Hong Kong became an autonomous region after Britain ceded it to China in 1997. This would have allowed Hong Kong to a full democratic vote over their Chief Executive by 2017.
Then, in August of 2014, China went back on what they had previously said by only allowing them to choose from a select few pre-screened candidates. Students started walk-outs and protesting in front of the government buildings on Friday, Sept. 26.
A crowd of students had swelled when police began using tear gas and pepper spray on the protesters on Sunday, Sept. 28. The protestors used hand-made face masks and umbrellas as protection, giving the protest the name “The Umbrella Revolution.”
The protest gained significant support on Monday as they continued to block main roads in the center of Hong Kong’s economic district. The standoff between the people and the government of Hong Kong continues.
This civilian protest could have many possible direct impacts on Kalamazoo. For example, the Study Abroad in Hong Kong could be hindered by possible violence or riots. Visiting international as well as four-year international students may be more or less frequent based on the outcome of the events as well.
As for the reaction of K, students and faculty had their own opinions and thoughts on the matter, and some names were changed in this article for protection.
A K student, who asked not to be identified for security reasons, is studying abroad in Hong Kong. She attended the protests on Monday evening.
“I honestly have never seen so many people come together for a common cause in my life. It was really inspiring,” she said. “The people here were all very straightforward and I feel like they were doing this in a very organized way,” referring to how the protest is being run.
The student also mentioned that the protests might dent Hong Kong’s economy because the local shops are closing. As a student studying abroad, she said her experience so far in Hong Kong “is something that I’ll remember for the rest of my life.”

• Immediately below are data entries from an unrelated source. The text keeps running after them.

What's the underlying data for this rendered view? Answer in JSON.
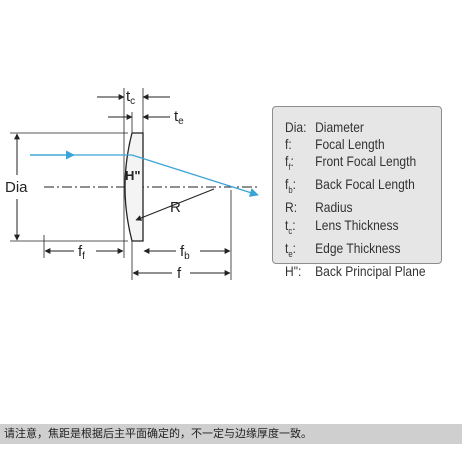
{
  "diagram": {
    "labels": {
      "tc": "t",
      "tc_sub": "c",
      "te": "t",
      "te_sub": "e",
      "principal": "H\"",
      "dia": "Dia",
      "radius": "R",
      "ff": "f",
      "ff_sub": "f",
      "fb": "f",
      "fb_sub": "b",
      "f": "f"
    },
    "colors": {
      "ray": "#3aa3d8",
      "line": "#222222"
    }
  },
  "legend": {
    "items": [
      {
        "symbol": "Dia:",
        "sub": "",
        "colon": "",
        "text": "Diameter"
      },
      {
        "symbol": "f:",
        "sub": "",
        "colon": "",
        "text": "Focal Length"
      },
      {
        "symbol": "f",
        "sub": "f",
        "colon": ":",
        "text": "Front Focal Length"
      },
      {
        "symbol": "f",
        "sub": "b",
        "colon": ":",
        "text": "Back Focal Length"
      },
      {
        "symbol": "R:",
        "sub": "",
        "colon": "",
        "text": "Radius"
      },
      {
        "symbol": "t",
        "sub": "c",
        "colon": ":",
        "text": "Lens Thickness"
      },
      {
        "symbol": "t",
        "sub": "e",
        "colon": ":",
        "text": "Edge Thickness"
      },
      {
        "symbol": "H\":",
        "sub": "",
        "colon": "",
        "text": "Back Principal Plane"
      }
    ]
  },
  "footer": {
    "text": "请注意，焦距是根据后主平面确定的，不一定与边缘厚度一致。"
  }
}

Katherine C., a visiting international student from Hong Kong said she supports the protestors. She described it as peaceful as well as rational, and she mentioned the organization and the one, central idea behind the protests: democracy. When asked about the economic possibilities of a sit-in such as this, C. replied, “The whole process is for the future.” She also commented that it may lead to “Temporary” economic insecurity.
When a few of the international students from mainland China were asked about their views on the Umbrella Revolution, they were unaware of the protests. This could be due to severe censorship of Media coverage, such as Instagram and Weibo (China’s Twitter). When they tried to look up the protests on Baidu (a Chinese web service) there were absolutely no search results relating to the revolution.
“The University in Hong Kong is still operational”, Margaret Wiedenhoeft, Associate Director for the CIP in China, said. She continued to talk about keeping the students aware of the current situation to ensure the safety of those involved in Study Abroad.
“We actually encourage students not to participate in local political movements,” Wiedenhoeft said, due to the fact that the Kalamazoo doesn’t know how the authorities will react to the protests. Wiedenhoeft said, “It’s hard to predict the final outcome,” speaking about the future of the Study Abroad programs in China in relation to the revolution.
Dr. Dennis Frost, Associate Professor of East Asian Social Sciences, generally sided with the protesters in Hong Kong. “The Hong Kong Stock Market has dipped,” said Frost, “And even on [a] local impact level, you’re going to have some economic consequences.”
Frost also gave some insight about the protest saying that it does fit into a larger picture of Chinese protests even before Tiananmen Square and how it follows the same patterns as well.
Hong Kong’s deadlock with its government is heading into its first full week of protests. Hopefully they will arrive at changes to improve relations between Hong Kong and China.